Boosting phase contrast with a grating Bonse-Hart interferometer of 200 nanometre grating period

Abstract

We report on a grating Bonse-Hart interferometer for phase-contrast imaging with hard X-rays. The method overcomes limitations in the level of sensitivity that can be achieved with the well-known Talbot grating interferometer, and without the stringent spectral filtering at any given incident angle imposed by the classic Bonse-Hart interferometer. The device operates in the far-field regime, where an incident beam is split by a diffraction grating into two widely separated beams, which are redirected by a second diffraction grating to merge at a third grating, where they coherently interfere. The wide separation of the interfering beams results in large phase contrast, and in some cases absolute phase images are obtained. Imaging experiments were performed using diffraction gratings of 200 nm period, at 22.5 keV and 1.5% spectral bandwidth on a bending-magnetic beamline. Novel design and fabrication process were used to achieve the small grating period. Using a slitted incident beam, we acquired absolute and differential phase images of lightly absorbing samples. An advantage of this method is that it uses only phase modulating gratings, which are easier to fabricate than absorption gratings of the same periods.
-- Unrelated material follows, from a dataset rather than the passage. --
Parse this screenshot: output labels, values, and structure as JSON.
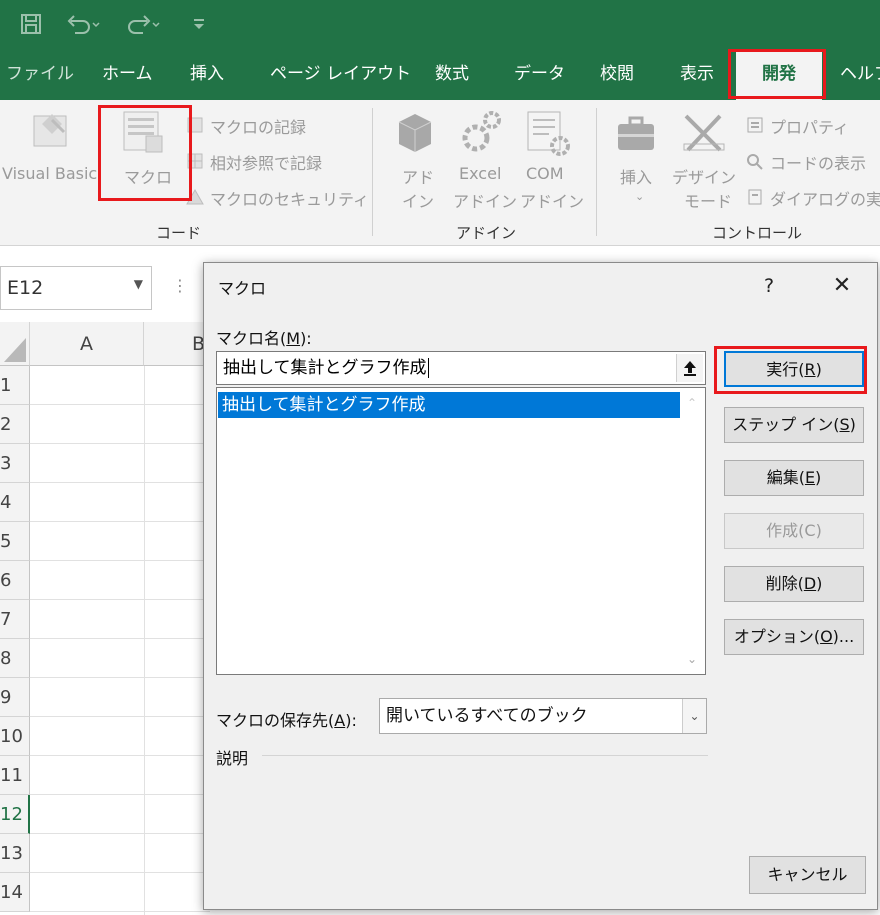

Keywords: X-ray; absolute phase; compact source; grating; interferometer; phase contrast.

Figure 1.

Two variants of the gBH interferometer. Both consist of a slit that limits the width of the incident beam, followed by three parallel gratings which are positioned in series and at equal spacing, then a gap and the X-ray camera. In variant (a) the first and third diffraction gratings have half the line density as that of the second grating. A pair of balanced diffraction pathways are represented by solid arrows. Other diffracted beams are represented by dotted arrows. Multiple diffraction pathways result in a number of separated diffraction bands on the camera. The pair of balanced paths interfere with each other to produce intensity fringes at the central band. When a sample intersects one or both of the interfering paths, it causes different phase shifts among them resulting in changes of the interference fringes. In variant (b) all three diffraction gratings have the same period. Two pairs of mutually balanced pathways are represented by solid arrows, which results in interference fringes in four diffraction bands on the camera. Variant (b) is realized in our experiment. (Online version in colour.)

Figure 2.

The intensity pattern on the camera in the gBH interferometer of variant (b) at X-ray photon energy of 22.5 keV. The lines of the gratings were oriented horizontally and the grating period was 200 nm. As illustrated in figure 1, the width of the incident beam was limited to 160 μm by a slit. Given the propagation distance of 65 cm between the last grating and the camera, multiple diffraction bands are separated in the image. Two pairs of balanced diffraction paths gave rise to the interference fringes in the +1, +2 and −1, −2 bands.

Figure 3.

Images acquired from a sample of two intersecting hairs. Image (a) is a direct projection. The edges are enhanced by Fresnel diffraction over the distance between the sample and the camera. Image (b,c) are acquired with the gBH interferometer. They are from one of the diffraction bands on the camera that contain interference fringes. Image (b) is the reference without the sample. Image (c) was taken with the sample in place. During a phase-stepping process, a series of such images were taken while stepping the position of one of the gratings. From these images the phase map (d) was retrieved. Image (d) represents the absolute phase shift of the X-ray wave after propagating through the sample. Referring to figure 1, the more vertical hair intersected both of the interfering X-ray beams, resulting in twin images of opposite phase values in (d). Phase wrapping are seen in both hairs owing to the fact that the phase shifts exceeded π.

Figure 4.

In this example, the sample consists of a distribution of polystyrene spheres. Image (a) is a direct projection. Edge enhancement is due to Fresnel diffraction over the distance between the sample and the camera. Image (b) is the phase image acquired by the gBH interferometer. The phase value of each bead can be positive or negative, depending on in which of the two interfering beams was it located. Also can be seen are overlapping phase images of two beads of opposite phases. These are from beads that were physically in separate beams.

Figure 5.

The projection (a) and phase (b) images of a spider. These were acquired in a number of steps. Each step covered a 150 μm wide band over the sample. The bands were tied together to give the full image. In the phase image (b), twin images of the spider of opposite phase values can be seen. They are vertically displaced from each other by 141 μm, which equals the separation of the two interfering X-ray beams at the location of the spider. The magnitude of the phase shifts exceeded π in many locations, resulting in frequent phase wrapping.